Experience Teaches Arabs Caution on Peace Process
THE Labor Party victory in Israel's June elections have raised hopeful expectations for the Middle East peace process.
These expectations grew when the new Israeli government under Yitzhak Rabin decided to freeze the construction of new settlements in the occupied West Bank and Gaza Strip. Earlier, the Israeli Cabinet had ordered a review of all decisions made by previous governments on building Jewish settlements. And the recent meeting between Mr. Rabin and Egyptian President Hosni Mubarak was the first of its kind since former Prime Minister Shimon Peres (now Israel's foreign minister) visited Cairo in 1986.
Does this mean real progress in the peace process?
Arabs' experience has taught us not to have exaggerated hopes for change on the Israeli political scene. Prime Minister Rabin was the man who ordered the breaking of Palestinian bones to crush the intifadah when he was defense minister under Yitzhak Shamir. He was also behind the proposal for limited self-government for Palestinians, but only for the people, not for their land. It became known as the Shamir-Rabin plan.

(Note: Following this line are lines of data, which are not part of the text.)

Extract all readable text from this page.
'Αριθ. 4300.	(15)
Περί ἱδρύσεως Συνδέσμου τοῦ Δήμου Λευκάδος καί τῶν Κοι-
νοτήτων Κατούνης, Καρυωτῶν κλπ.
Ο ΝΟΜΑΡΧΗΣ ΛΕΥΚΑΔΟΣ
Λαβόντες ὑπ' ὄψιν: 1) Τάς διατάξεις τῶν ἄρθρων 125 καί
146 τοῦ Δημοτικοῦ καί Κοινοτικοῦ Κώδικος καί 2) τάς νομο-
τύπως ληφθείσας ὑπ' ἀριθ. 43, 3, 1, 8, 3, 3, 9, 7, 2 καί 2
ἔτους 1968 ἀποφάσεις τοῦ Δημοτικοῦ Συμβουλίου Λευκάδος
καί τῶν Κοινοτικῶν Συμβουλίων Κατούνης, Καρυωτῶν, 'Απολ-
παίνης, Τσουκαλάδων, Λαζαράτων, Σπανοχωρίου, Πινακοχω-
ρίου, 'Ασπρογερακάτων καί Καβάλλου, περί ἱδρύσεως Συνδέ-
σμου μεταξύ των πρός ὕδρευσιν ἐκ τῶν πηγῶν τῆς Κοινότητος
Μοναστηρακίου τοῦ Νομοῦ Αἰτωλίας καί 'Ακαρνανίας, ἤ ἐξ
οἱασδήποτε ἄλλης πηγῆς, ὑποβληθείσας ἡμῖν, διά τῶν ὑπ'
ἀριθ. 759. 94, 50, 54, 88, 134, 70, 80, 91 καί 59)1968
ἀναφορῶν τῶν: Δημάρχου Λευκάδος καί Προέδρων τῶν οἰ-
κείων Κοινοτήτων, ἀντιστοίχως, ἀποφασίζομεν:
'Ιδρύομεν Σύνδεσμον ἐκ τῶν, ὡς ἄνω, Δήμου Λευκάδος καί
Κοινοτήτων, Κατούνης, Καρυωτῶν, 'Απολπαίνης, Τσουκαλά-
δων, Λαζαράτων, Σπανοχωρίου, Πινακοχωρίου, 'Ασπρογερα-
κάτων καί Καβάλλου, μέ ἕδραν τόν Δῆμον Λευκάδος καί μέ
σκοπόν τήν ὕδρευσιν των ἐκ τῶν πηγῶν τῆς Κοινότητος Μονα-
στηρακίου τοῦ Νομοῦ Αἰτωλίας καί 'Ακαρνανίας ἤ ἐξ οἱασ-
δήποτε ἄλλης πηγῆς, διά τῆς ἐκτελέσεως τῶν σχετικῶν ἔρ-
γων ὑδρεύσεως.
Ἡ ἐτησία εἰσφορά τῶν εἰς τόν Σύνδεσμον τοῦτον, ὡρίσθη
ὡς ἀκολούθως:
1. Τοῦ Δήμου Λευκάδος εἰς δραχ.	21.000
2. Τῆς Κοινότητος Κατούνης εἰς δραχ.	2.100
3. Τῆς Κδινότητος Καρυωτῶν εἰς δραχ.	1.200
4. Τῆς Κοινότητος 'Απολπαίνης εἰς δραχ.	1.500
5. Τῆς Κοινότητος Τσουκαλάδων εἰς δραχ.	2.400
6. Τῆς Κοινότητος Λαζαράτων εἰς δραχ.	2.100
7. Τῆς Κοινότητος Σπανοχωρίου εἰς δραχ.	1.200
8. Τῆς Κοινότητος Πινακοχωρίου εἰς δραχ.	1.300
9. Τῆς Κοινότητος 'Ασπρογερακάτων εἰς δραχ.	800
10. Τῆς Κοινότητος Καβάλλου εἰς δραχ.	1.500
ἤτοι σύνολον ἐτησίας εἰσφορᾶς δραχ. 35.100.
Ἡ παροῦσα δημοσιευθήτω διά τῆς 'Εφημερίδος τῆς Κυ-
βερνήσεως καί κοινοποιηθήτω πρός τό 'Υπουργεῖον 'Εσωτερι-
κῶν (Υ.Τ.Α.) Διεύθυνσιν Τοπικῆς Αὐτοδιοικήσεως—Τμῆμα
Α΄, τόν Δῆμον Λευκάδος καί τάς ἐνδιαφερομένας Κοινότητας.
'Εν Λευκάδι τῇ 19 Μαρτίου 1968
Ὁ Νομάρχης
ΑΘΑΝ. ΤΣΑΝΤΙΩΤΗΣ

It is true that Rabin's government has frozen new building in the West Bank and Gaza, but this action is largely calculated to ease tensions with the United States and obtain $10 billion in loan guarantees needed by Israel to finance housing and jobs for immigrants from the former Soviet Union. This move coincided with the visit of US Secretary of State James Baker III to Israel and four Arab states. Completion of the loan-guarantee deal is likely when Rabin visits the US next month.
While Rabin has stated his readiness to halt settlements in parts of the occupied territories, he defends settlements in areas that he says are important for Israel's security.
And Rabin has said little about the Golan Heights, so it is not known if his readiness to return land for peace applies to the Golan. Most experts believe that without progress on the Syrian front, no progress will be achieved in Lebanon, as the Lebanese are so linked to the Syrians.
THE Palestinian issue, however, presents the most serious problem. As mentioned, Rabin has in the past talked about limited autonomy for the people, not the land. In this regard, his position has similarities to that of his predecessor, Mr. Shamir. Even if an interim agreement is reached at this stage, serious problems will arise when the final status of the occupied land comes up for discussion.
Some observers think that Rabin may be inclined to hand over some parts of the West Bank to Jordan. That could portend new tensions between Jordanians and Palestinians.
Mr. Baker may succeed in giving the peace process a new push before he moves back to his old role as President Bush's campaign chief. Yet to expect substantial progress in the coming round of talks would be a mistake. No real progress is likely before the American presidential election.
Even after the election, the negotiating process will be tough. A new team could take over in Washington. And for his part, Rabin has said no to the return to the 1967 borders, no to a Palestinian state, and no to the elimination of all Jewish settlements.
Mr. Mubarak, meanwhile, is going to pay a visit to Israel. As Egypt's president he has an important role in the coming period, since Egypt is the only Arab country that has any experience dealing with the Israelis. Egypt can share this experience with the other Arab parties.
Even with such help, the peace process will require patience, and a knowledge of how the negotiating game is played. Every party must make concessions. The Arabs have repeatedly stated their readiness to accept a reasonable compromise. Concessions from Israel on the land-for-peace front will be met with Arab compromises on other fronts, such as water, trade, and other issues being dealt with in the peace process's multilateral track.
Progress, therefore, hinges on Israeli flexibility. It is still too early to predict just what the Israelis are ready to give up or to know the effect of the Israeli electoral results on the future of the Middle East.